After 60 or so metres, you will find yourself at a depth of 9 metres and encounter Split Rock, which is fairly self explanatory. Here you’ll want to head east for a couple of metres,take your pick of swimming over the split or through the seemingly impassable swim through. You will encounter sand.
The wall drops in height here and dog legs around to the northeast. Follow it until it begins to break up amidst the sand and sea tulips. At this point just to the right (east) you’ll see a second reef that runs in a similar direction to your current bearing. You can choose to explore the eastern or western side.
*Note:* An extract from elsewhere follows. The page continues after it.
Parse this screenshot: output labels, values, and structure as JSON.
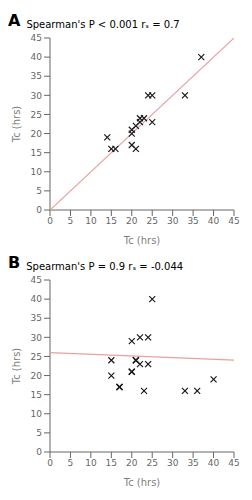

The eastern provides a mysterious ceramic urinal (11 metres depth) after 50 metres and only 15 metres later a small cave. This cave is about 3 metres in height, illuminated by a large fissure on the far side and has a small tunnel that runs off to the north. Do not penetrate this tunnel! A swim through it ain’t. Dense schools of roughies and bullseyes live in this cave and when in season, Port Jackson sharks can be found knee-deep.
From here (air time permitting, it is possible to continue on to Fish Soup, Continue along the wall and when you notice kelp begin along the wall’s ridge (after 100 metres) head due east. You’ll swim over a large gully,head right and you’ll be led straight to Fish Soup, full with aquatic life.
Entry and exit
Just to the right of the Pavilion is a set of steps, leading down to the beach and along the northern end of the tidal pool. At the north-western corner of the pool is a chain link fence, perfect to lean on when donning your fins. From here, edge sideways a couple of metres along the bedrock and at high tide, perform a belly flop entry. A controlled seated entry is more suitable at low tide. Once in, don’t dillydally in the entry zone, head straight out with the wall on your immediate left for about 15 metres and then swim across until you’re even with the southern end of the pool. If conditions are too severe to enter through the primary entry, an alternate can be used just to the south of the pool. Secure your fins at the water’s edge and wade (carefully) backwards into the water, or inflate your BC and lean back in waist deep water. Swim directly out to sea for about 50 metres before heading north to the wall – the bedrock is extremely shallow and can render you helpless when combined with swell. When exiting at the primary entry/exit, time yourself to go in a lull between sets.